Creative ways to deal with the problem

Here are some methods that others have found helpful. But also understand that you can come up with methods that work well for you.

  • Go for a walk (10 to 15 minutes or longer, depending on your stamina)
  • Engage in a physical activity that will get your blood flowing (running, swimming).
  • Read a book or listen to music that relaxes you
  • Create a personal routine that help get your mind in “writing mode.”
  • Call a friend
  • Conduct a brainstorming session.
  • Encourage yourself by reading inspiring quotes.

This is not an exhaustive list. So feel free to add other methods. There are no limits. The main thing is to do something that will help you get going mentally. Once that happens, you’re back on track to doing what you’re supposed to be doing — writing.

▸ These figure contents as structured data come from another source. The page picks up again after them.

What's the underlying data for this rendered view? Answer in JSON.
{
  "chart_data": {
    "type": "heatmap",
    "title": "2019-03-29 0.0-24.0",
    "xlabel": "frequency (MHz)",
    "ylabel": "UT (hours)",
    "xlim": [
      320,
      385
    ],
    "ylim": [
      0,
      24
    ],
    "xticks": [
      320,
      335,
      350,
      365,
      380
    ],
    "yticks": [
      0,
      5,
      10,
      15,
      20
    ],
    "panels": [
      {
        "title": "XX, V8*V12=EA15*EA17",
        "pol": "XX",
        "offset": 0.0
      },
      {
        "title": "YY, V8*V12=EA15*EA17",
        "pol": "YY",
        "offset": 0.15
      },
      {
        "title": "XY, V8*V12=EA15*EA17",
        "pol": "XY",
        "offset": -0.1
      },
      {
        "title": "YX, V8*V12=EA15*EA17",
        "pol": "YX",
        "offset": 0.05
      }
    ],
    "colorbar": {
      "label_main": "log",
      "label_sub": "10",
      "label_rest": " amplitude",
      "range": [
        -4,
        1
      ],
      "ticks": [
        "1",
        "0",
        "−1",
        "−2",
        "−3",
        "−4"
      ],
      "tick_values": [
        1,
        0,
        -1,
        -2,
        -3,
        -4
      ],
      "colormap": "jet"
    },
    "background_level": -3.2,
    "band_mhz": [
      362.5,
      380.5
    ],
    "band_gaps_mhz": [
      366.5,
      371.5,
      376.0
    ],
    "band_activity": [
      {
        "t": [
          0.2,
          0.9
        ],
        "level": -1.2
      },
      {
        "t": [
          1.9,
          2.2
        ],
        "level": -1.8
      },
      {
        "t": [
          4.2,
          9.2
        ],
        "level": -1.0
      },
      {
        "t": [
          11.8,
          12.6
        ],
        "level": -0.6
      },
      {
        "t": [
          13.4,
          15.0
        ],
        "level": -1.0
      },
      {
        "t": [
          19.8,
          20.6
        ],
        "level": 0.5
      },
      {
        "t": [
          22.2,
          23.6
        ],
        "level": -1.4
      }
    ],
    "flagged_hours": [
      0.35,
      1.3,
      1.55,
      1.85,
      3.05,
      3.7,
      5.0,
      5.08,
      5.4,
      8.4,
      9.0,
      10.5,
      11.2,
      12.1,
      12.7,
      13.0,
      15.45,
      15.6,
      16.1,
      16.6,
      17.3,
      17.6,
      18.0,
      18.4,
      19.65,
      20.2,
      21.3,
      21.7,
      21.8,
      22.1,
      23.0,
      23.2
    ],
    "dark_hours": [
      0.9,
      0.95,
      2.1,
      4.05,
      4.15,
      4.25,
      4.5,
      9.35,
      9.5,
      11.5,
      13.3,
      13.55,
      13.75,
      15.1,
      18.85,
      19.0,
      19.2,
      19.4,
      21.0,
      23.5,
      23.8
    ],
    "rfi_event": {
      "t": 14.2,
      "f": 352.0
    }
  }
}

Here’s what you shouldn’t do to get past writer’s block

  • Do not wait to write until you feel inspired.
  • Do not give yourself a pity party.
  • Do not procrastinate.
  • Do not make excusts.
  • Do not watch television.

The sure-fire cure

You probably already know this, but it always worth repeating, no matter how many times we’ve heard it. The bottom to conquer writer’s block is get something on paper, or on that computer screen. It doesn’t matter if you come up with weird ways to help you get started.

The way to get past writer’s block is simply to write.

Don’t worry about how what you’ve written reads. Just write something down — anything — and see what happens. The more you do this, the more you’ll find yourself getting your thoughts down and getting things done with your writing. The beauty of this is that you can always go back and edit what you wrote. That’s how you get over the proverbial hump.